Microfluidic cell sorters are microchips that employ the concepts of microfluidic technology to sort and separate biological cells. Passive microfluidic cell sorters do not require any external power source for sorting the cells. The cell sorting in these chips is based on the forces exerted on cells in microchannels such as the inertial and Dean forces, or geometrical patterns.
Inertial microfluidics is probably one of the most popular passive microfluidic sorting methods. It is getting very popular due to its simplicity, high-throughput, and precision. Inertial microfluidic cell sorters take advantage of two major forces that cells experience in microchannels for separating the cells: Inertial force, and Dean force. This brings two classes of inertial microfluidic cell sorters, namely straight channel cell sorters and curved channel cell sorters.
Fluid flow in microchannels is associated with very low Reynolds numbers. Reynolds number is a dimensionless number that defines two things: The fluid regime in confined channels and the ratio of inertial forces to viscous (friction) forces. The lower the Reynolds number the less turbulent and chaotic the flow is. Also, a Reynolds number of larger than 1 causes the inertial forces to be considerable. In inertial microfluidic chips, the Reynolds number is low enough for the fluid streams to be laminar and not chaotic or turbulent and high enough for inertial forces to be significant. As opposed to turbulent flows, laminar flow streams can be controlled and manipulated precisely. For example, the laminar flow allows two fluid streams to flow alongside each other without mixing.
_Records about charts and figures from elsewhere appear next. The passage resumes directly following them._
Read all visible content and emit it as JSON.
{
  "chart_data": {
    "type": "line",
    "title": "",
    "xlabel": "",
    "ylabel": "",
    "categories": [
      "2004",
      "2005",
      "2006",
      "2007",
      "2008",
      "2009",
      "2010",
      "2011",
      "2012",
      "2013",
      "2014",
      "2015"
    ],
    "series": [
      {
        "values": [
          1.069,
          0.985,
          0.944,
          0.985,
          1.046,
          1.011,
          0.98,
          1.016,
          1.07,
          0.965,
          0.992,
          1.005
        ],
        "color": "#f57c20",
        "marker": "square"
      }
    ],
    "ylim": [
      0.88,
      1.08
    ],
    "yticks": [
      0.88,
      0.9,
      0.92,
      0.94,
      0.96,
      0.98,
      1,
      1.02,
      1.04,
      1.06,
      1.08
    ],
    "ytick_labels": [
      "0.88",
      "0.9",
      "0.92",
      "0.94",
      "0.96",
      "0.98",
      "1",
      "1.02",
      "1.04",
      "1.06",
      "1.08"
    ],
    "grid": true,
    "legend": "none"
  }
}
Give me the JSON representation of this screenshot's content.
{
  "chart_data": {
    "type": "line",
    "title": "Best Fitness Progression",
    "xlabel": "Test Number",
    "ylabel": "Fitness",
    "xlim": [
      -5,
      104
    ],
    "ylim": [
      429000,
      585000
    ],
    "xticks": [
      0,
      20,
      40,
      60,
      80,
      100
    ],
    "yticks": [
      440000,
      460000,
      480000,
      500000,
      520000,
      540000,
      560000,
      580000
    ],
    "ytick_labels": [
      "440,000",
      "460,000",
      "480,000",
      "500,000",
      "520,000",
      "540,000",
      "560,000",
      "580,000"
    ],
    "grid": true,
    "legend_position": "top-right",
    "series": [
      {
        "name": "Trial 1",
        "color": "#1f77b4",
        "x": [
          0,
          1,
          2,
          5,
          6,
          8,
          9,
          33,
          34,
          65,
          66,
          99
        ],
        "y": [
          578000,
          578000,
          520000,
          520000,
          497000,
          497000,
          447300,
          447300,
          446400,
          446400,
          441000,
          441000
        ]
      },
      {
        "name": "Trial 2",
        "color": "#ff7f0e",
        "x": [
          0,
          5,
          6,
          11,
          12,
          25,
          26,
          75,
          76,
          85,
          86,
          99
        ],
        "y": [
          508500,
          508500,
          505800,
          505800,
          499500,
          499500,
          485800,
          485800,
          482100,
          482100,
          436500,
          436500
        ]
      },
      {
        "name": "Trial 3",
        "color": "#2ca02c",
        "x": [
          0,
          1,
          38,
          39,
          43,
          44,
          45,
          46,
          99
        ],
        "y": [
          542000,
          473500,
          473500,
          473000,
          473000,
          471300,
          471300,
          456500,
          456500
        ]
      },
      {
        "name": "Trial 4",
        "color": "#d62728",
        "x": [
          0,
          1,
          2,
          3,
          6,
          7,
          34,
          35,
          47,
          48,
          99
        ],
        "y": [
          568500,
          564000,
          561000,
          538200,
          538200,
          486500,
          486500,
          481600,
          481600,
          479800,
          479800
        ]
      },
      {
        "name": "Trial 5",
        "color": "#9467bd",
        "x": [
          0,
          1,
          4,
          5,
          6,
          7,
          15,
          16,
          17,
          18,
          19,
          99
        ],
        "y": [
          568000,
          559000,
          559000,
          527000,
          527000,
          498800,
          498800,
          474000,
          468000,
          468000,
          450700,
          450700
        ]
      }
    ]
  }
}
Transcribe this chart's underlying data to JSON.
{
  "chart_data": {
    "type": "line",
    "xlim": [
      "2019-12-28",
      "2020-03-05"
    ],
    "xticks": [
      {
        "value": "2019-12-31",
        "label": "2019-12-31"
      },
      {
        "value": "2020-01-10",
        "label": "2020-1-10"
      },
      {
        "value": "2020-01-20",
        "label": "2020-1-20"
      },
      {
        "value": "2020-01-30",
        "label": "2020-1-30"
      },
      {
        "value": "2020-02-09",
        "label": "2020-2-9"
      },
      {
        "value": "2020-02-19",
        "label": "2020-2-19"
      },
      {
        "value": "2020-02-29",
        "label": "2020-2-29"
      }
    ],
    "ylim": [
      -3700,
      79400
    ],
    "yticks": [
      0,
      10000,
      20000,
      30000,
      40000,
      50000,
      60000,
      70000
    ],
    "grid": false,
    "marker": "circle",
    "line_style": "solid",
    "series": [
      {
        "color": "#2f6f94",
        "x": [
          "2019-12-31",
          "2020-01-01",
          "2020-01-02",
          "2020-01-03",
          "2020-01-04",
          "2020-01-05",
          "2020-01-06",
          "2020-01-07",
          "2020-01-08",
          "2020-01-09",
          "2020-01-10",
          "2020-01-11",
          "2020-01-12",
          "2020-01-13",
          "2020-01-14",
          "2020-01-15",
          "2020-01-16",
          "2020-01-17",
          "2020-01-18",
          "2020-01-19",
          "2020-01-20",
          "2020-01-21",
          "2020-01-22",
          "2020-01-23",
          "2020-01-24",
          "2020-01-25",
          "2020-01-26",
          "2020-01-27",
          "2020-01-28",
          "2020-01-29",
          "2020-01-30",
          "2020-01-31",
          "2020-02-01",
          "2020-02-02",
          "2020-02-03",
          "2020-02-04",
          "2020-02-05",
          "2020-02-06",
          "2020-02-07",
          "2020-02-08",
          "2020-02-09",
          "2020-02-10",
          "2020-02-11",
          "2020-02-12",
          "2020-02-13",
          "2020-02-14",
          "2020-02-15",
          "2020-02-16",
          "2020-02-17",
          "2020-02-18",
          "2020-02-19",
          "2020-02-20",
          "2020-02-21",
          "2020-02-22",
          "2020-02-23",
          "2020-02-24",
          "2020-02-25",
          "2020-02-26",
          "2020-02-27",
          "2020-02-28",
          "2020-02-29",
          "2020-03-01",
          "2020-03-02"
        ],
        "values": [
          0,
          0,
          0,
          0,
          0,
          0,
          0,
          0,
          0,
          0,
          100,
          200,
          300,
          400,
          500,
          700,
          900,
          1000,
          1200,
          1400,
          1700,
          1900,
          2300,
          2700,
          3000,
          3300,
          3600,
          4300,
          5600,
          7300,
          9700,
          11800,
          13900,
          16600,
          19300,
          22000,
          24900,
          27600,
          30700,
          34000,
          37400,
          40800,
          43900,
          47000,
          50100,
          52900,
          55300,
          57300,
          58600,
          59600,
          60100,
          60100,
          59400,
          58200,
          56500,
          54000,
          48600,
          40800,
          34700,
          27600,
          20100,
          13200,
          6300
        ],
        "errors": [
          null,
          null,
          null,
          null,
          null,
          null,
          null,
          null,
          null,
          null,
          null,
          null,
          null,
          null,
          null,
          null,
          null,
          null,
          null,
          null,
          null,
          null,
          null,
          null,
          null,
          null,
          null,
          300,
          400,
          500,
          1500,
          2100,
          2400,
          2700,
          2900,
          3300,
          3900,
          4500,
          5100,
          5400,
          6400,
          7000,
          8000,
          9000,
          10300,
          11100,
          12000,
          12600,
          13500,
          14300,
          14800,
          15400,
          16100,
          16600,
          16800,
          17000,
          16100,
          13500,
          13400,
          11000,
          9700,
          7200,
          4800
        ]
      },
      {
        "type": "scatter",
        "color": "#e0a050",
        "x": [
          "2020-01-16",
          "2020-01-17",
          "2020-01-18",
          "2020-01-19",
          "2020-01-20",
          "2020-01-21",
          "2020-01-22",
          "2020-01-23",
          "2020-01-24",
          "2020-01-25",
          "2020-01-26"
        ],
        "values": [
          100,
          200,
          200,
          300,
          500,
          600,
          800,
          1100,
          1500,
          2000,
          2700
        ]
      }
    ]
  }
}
The cells and particles flowing inside straight microchannels experience an inertial force. The inertial force depends on cell size, shape, density, and fluid properties. Thus, the amount of inertial force that the cells experience while travelling inside the microchannels can vary from one cell to another depending on the cell properties. This force can cause the cells to migrate across the channel until they reach an equilibrium point. For instance, the cells that experience a larger force separate into a farther stream while the rest remain closer to the walls. This stable point depends on the cell properties and causes cells with different properties to differentiate across the microchannel. This differentiation is called inertial focusing. The chip needs to be long enough (Lmin) to ensure the cells have enough time to reach the equilibrium point. Outlet channels can then be strategically placed at the points of differentiation to collect the separated cells from different outlets.
In curved microchannels, other than the axial flow, another flow forms in the lateral direction called secondary flow or Dean flow. The centrifugal force in the curved channels results in a lateral pressure distribution which in turn leads to the formation of this Dean flow. The Dean flow usually appears in the form of two or multiple lateral counter-rotating vortices. The benefits of these Dean vortices in microfluidic sorting are manifold. They can help the cells and particles to reach the equilibrium faster that results in decreasing the length required for inertial focusing. The curved and spiral shape of the chip also decreases the footprint of the device.
Here, other than the inertial force, another force called centrifugal force (Dean force) plays a role in determining the equilibrium point of the cells. Here, the ratio of the Dean force to the inertial force is the important parameter affecting the cell separation. Spiral microfluidics has caught attention in applications where high throughput and high flow rate is needed such as high throughput separation and enrichment of rare cell types for point of care purposes.
Deterministic Lateral Displacement (DLD) is well-known for its very fine resolution (down to 10nm) for cell separation. This class of passive cell sorter relies on the geometrical features of the microchannel. These chips use an array of posts or pillars for cell separation. In Deterministic Lateral Displacement (DLD) chips, the cells that are larger than a critical diameter (Dc) displace laterally while the smaller cells do not change their path significantly. Each row shifts laterally with respect to the previous row. By this being repeated at each succeeding row, the distance between the large cells and smaller cells increases and they get separated. An array of pillars ensures the cells differentiate enough to be collected from different streams. Based on the pillar size, cells smaller than a critical size will move withing the initial streamline. The formulas for calculating the critical size, pillar size, and distance between pillars are well-documented and can be found in the papers in the reference section below. Multiple DLD arrays can be integrated to broaden the size separation span and separate a wider range of cell sizes. DLD microchips operate continuously and can be connected to larger systems as a modular unit for cell separation or purification.
The simplest method for cell sorting is microfiltration. As the name suggests, here, the cells are sorted using filters embedded in the channel. The filters allow cells smaller than a particular size to pass and filter larger cells. Microfiltration designs are diverse and include weirs, pillars, and cross-flow. In the weir approach, cells encounter a weir in the channel. The weir traps the large cells behind and allows smaller cells to pass through the top gap. Pillars can also filter large cells and let small cells to escape from the gap between them. Cross-flow is similar to pillars but the filter is placed laterally. Here, the pillars at the entrance of a side-channel allow small cells to pass while the main flow carries the large cells to another outlet. Similar to DLD, cross-flow, and pillar filtration both use pillars. However, they should not be confused since in DLD the pillar sizes and gaps are designed such that cells follow a particular streamline. But, in pillar and cross-flow filtration the pillars trap the large cells and do not let them pass.